Q1 Discuss the general functions involved in international cash management. Explain how the MNC’s optimization of cash flow can distort the profits of each subsidiary.
ANSWER: The general functions of international cash management are optimizing cash flows and investing excess cash. These functions combined will lead to efficient usage of funds.
When subsidiaries adjust their cash transactions between each other to reduce taxes or financing costs, their individual performances are distorted. For example, a subsidiary that makes a late payment to another subsidiary (due to its shortage of funds) benefits in that it avoided a shortterm loan by delaying payment. The recipient subsidiary was hampered due to not receiving funds earlier (since the present value of the late payment is lower).
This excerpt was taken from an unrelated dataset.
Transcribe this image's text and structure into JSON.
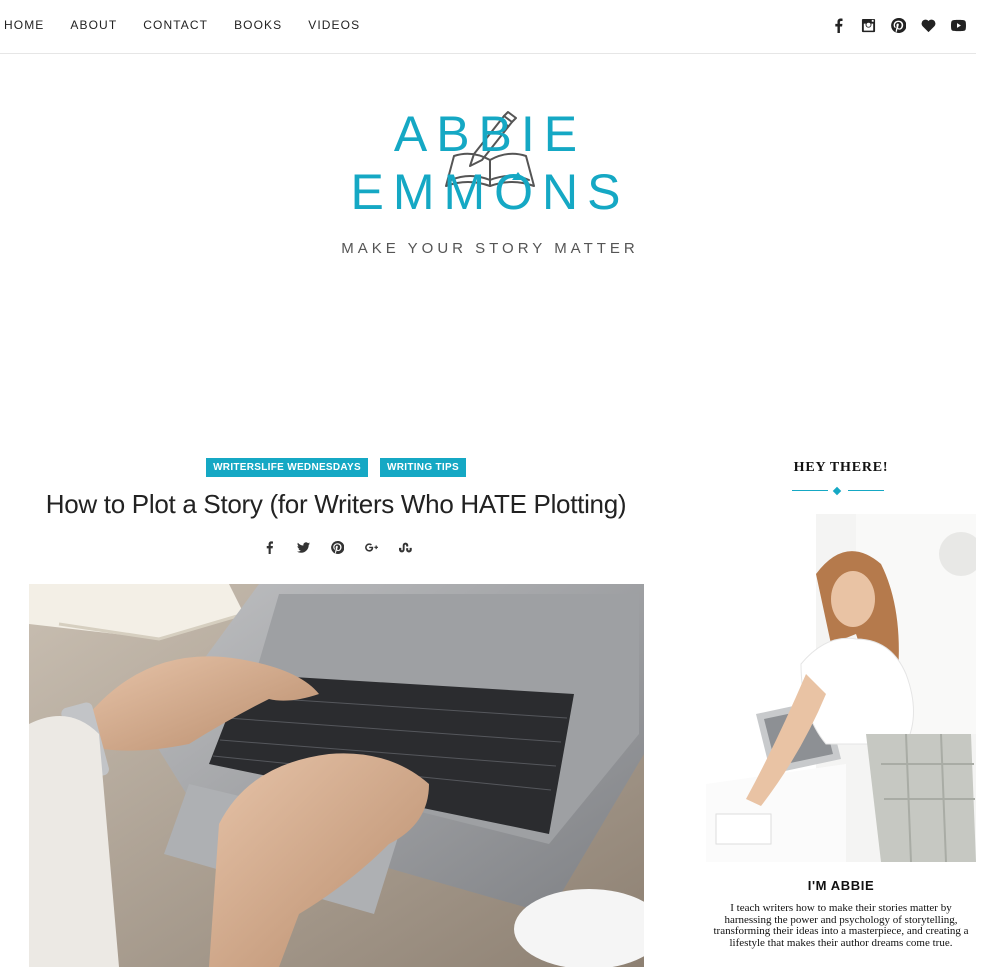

Q2 Explain the benefits of netting. How can a centralized cash management system be beneficial to the MNC?
ANSWER: Netting is a centralized compilation of intersubsidiary cash flows. It is designed to reduce currency conversion costs and processing costs associated with payments between subsidiaries. By specifying a single net payment to be made instead of all individual payments owed between subsidiaries, transactions costs are reduced and cash flows may be forecasted more accurately.
A centralized cash management system is beneficial in that it allows for netting, which can reduce transactions costs and improve cash budgeting. In addition, it can increase yields on shortterm investments by pooling excess cash of various subsidiaries.
Q3 How can an MNC implement leading and lagging techniques to help subsidiaries in need of funds?
ANSWER: A subsidiary in need of funds would receive cash inflows from another subsidiary sooner than is required. This early payment provides the necessary funds. If the subsidiary in need of funds is making payment, it may be allowed by the MNC parent or recipient subsidiary to delay on its payment.
Q6 Why would a U.S. firm consider investing shortterm funds in euros even when it does not have any future cash outflows in euros?
ANSWER: The interest rate on the euro may be higher, or the euro may have a high probability of appreciating. Also the firm may invest in euros today to hedge a future payment in euros.